For the American artist Peri Schwartz whose oeuvre encompasses painting, drawing and printmaking her studio is her sanctuary.  

As she told the New York TimesOne of the things that has always been important to me is that I’m really alone when I’m painting. They make jokes in my family that “nobody’s allowed to call Peri in her studio.” When I was looking for space, I did look at some of the community spaces that have been provided for artists.  I realized I wouldn’t be happy in that situation. I just didn’t want someone coming by asking to borrow linseed oil or asking what I thought of their paintings. I didn’t want to think about anyone’s work but my own.

Such is Schwartz’s involvement with her studio that the paraphernalia of her working life features as the subject of her paintings, drawings and prints. Her semi-abstract renderings of the still lifes she creates from the tools and supplies of her trade have been described by the Huffington Post’s John Seed to “have the expressive vitality of perfectly executed chamber music.

And about which Schwartz told The Painting Perceptions Blog’s Cody Upton “I want to make these exquisite, organized things that sit on the edge of abstraction. My paintings are realistic—you do get a sense of space—but they are also abstract… I want it to be an open question. Things shouldn’t look like they’re exactly where they’re supposed to be. The composition shouldn’t feel stagnant.”

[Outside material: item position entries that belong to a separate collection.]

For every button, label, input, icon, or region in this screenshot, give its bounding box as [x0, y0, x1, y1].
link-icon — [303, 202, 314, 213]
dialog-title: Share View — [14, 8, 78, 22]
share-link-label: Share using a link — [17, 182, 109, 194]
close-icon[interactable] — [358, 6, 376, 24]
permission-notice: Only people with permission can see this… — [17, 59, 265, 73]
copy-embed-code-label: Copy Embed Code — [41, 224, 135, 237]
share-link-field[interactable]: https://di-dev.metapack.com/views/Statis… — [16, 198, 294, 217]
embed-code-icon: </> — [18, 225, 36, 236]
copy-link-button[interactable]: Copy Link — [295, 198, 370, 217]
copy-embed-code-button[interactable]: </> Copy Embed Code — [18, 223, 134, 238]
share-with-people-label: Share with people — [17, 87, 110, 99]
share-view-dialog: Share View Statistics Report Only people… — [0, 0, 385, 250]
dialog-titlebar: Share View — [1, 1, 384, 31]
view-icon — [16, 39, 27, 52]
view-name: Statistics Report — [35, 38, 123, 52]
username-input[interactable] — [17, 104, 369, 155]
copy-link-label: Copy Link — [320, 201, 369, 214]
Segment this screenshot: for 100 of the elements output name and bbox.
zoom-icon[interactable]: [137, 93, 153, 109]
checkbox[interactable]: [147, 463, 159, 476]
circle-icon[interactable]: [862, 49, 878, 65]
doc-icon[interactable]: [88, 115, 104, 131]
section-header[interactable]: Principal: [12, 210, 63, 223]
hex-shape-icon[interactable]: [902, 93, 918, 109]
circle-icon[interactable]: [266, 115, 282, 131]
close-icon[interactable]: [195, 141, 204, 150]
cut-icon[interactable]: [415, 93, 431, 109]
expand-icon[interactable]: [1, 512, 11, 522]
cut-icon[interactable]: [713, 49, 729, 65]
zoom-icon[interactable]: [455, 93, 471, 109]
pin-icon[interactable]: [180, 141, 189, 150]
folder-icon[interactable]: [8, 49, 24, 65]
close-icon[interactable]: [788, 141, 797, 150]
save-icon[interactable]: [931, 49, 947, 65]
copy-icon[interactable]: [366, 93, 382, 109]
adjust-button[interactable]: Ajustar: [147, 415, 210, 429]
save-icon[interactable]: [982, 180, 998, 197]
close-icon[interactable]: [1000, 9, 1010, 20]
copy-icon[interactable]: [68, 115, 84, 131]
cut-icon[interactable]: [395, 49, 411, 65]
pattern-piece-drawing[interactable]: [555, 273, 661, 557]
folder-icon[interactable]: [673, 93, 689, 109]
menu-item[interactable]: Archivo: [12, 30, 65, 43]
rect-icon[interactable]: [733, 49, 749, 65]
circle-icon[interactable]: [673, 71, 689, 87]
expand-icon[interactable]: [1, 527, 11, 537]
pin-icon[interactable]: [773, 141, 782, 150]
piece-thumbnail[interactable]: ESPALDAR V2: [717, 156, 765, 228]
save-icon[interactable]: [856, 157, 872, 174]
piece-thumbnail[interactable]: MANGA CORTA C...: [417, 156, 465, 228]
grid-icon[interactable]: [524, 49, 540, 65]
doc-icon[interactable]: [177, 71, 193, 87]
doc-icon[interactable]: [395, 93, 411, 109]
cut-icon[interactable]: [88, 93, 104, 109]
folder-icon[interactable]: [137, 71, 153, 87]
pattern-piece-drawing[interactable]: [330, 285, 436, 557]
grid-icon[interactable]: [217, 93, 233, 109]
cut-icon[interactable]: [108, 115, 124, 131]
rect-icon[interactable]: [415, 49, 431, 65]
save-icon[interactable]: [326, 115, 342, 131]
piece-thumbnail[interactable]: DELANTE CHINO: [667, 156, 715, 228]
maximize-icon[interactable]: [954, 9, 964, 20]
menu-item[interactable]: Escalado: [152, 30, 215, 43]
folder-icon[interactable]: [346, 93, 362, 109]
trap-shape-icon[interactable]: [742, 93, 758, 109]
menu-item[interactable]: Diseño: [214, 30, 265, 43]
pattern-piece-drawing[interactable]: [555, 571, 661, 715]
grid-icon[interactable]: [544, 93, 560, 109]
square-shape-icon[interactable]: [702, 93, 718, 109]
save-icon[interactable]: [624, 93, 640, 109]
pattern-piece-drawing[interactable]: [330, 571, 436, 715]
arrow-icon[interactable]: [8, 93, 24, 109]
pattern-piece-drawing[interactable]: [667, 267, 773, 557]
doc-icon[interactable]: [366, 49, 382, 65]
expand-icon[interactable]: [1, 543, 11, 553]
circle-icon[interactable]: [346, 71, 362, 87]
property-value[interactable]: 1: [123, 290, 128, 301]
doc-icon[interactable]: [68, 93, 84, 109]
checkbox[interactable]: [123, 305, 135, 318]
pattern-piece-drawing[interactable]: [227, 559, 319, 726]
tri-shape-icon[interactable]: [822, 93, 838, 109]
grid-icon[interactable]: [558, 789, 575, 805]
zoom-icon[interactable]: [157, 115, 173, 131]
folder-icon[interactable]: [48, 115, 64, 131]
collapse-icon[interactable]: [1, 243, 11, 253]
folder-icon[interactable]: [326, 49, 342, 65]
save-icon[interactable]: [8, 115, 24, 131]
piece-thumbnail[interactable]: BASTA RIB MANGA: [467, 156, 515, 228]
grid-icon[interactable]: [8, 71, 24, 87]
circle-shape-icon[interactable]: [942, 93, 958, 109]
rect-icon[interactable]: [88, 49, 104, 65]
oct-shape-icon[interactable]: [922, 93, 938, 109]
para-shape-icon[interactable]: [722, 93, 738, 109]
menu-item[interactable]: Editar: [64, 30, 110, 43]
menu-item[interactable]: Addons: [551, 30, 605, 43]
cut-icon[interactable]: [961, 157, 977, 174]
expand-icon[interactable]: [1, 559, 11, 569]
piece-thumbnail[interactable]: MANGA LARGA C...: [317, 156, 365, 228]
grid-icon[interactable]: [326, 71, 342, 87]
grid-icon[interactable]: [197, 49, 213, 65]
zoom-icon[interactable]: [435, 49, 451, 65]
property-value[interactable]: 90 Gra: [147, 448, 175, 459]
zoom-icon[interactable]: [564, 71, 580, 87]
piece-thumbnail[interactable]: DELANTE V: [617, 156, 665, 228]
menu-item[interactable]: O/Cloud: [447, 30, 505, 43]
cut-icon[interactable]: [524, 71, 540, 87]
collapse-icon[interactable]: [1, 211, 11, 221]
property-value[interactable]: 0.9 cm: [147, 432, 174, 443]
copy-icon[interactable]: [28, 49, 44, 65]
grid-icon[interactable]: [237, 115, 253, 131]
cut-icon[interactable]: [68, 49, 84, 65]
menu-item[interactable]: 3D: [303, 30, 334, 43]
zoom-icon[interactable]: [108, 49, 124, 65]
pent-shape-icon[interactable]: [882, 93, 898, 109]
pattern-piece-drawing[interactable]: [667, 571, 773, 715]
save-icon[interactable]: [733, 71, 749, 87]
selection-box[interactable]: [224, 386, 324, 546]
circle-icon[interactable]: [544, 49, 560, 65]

Schwartz archives this through the inclusion of an often visible grid within her works.

As she has explained “In art school, the practice of looking at a painting and dividing it into a grid was introduced as a compositional device. Later, when I was doing self-portraits, I had to get my body in the same position every day. I was working from life, in front of a mirror, and I started to mark lines on the wall behind me so that I would know where to position my head and arm. Soon I included the lines in the painting. They became part of the composition.

A dedicated fan of small ensemble classical music, Schwartz translates the experience of the musician’s interaction into her own work.

As she says “I go to concerts frequently and aside from getting emotionally involved in the music, I like to watch how the musicians communicate with each other. When I am back at the studio, the relationships between my still life objects remind me of the communication I observed between the musicians.


Schwartz’s current exhibition Constructing From Life is on show at the Richmond, Virginia’s Page Bond Gallery until the 26th of March.